Calls for Reform and Growing Activism
The ITUC, in collaboration with organizations like the American Civil Liberties Union and the University of Chicago’s Global Human Rights Clinic, has formally submitted observations to the International Labor Organization (ILO). These submissions emphasize the United States’ ongoing violations of ILO Convention No. 105, which prohibits forced labor, despite the U.S. having ratified it over 30 years ago.
The ITUC’s call for urgent reforms includes the elimination of coerced prison labor, the implementation of fair wages for incarcerated workers, and the extension of comprehensive labor protections within correctional facilities. The overarching goal is to align U.S. practices with international standards and dismantle the racial and economic inequities embedded in the prison labor system.
In Minnesota, the movement for reform is gaining significant traction. The Minnesota Incarcerated Workers Organizing Committee (MIWOC) recently hosted an “End Slavery Day on the Hill” rally at the State Capitol, gathering hundreds of participants to demand an end to forced labor. The event aimed to pressure lawmakers to pass the 2025 Bill to End Slavery in Minnesota, which seeks to reclassify prisoners as workers with the right to employment.
The rally also brought attention to MINNCOR Industries, a state-run program within the Minnesota Department of Corrections, which provides job training and employment for incarcerated individuals. The University of Minnesota, a past purchaser of goods and services from MINNCOR, faced criticism from students and activists over the low wages (as low as 25 cents per hour) paid to incarcerated workers. This advocacy led to the University of Minnesota canceling its contract with MINNCOR.

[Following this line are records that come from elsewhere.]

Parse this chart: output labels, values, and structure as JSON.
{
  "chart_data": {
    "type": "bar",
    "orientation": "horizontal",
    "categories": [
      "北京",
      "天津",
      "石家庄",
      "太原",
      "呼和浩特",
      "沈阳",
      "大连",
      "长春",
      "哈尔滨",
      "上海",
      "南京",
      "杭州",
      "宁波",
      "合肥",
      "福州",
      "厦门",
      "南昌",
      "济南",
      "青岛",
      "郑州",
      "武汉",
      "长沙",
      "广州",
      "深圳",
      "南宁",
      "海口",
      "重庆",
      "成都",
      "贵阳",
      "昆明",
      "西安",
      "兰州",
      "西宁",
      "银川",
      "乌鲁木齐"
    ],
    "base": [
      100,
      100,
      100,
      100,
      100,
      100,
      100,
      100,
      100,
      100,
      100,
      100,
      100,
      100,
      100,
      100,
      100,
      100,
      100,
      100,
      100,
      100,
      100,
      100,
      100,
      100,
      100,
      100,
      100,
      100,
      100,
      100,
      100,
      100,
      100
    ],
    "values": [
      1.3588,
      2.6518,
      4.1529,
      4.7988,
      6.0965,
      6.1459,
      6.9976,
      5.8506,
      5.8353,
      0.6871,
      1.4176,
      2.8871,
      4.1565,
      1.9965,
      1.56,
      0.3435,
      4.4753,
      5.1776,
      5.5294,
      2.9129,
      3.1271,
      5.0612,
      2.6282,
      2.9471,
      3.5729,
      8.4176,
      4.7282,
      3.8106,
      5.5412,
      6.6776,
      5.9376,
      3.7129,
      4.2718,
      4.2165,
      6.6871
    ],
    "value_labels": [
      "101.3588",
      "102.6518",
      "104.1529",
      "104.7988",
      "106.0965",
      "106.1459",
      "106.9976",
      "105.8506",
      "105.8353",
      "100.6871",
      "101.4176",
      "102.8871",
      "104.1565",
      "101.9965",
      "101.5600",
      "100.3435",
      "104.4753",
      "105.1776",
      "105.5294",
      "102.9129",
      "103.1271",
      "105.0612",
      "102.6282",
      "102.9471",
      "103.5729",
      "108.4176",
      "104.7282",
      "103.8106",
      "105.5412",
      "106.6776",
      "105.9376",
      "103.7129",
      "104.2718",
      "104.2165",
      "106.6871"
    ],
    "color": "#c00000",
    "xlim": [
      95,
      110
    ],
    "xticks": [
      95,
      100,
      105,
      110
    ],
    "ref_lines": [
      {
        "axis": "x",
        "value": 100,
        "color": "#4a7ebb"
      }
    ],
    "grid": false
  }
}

As civil rights advocate Nekima Levy Armstrong passionately stated at the rally, “These companies are getting rich on the people who have been disenfranchised, marginalized, treated as less than human.” The growing support from lawmakers, advocates, and communities across the U.S. suggests a rising momentum for change, with states like Minnesota potentially setting a new standard for incarcerated workers’ rights. The movement underscores a collective resolve to hold corporations and the state accountable for systemic injustices rooted in the prison labor system.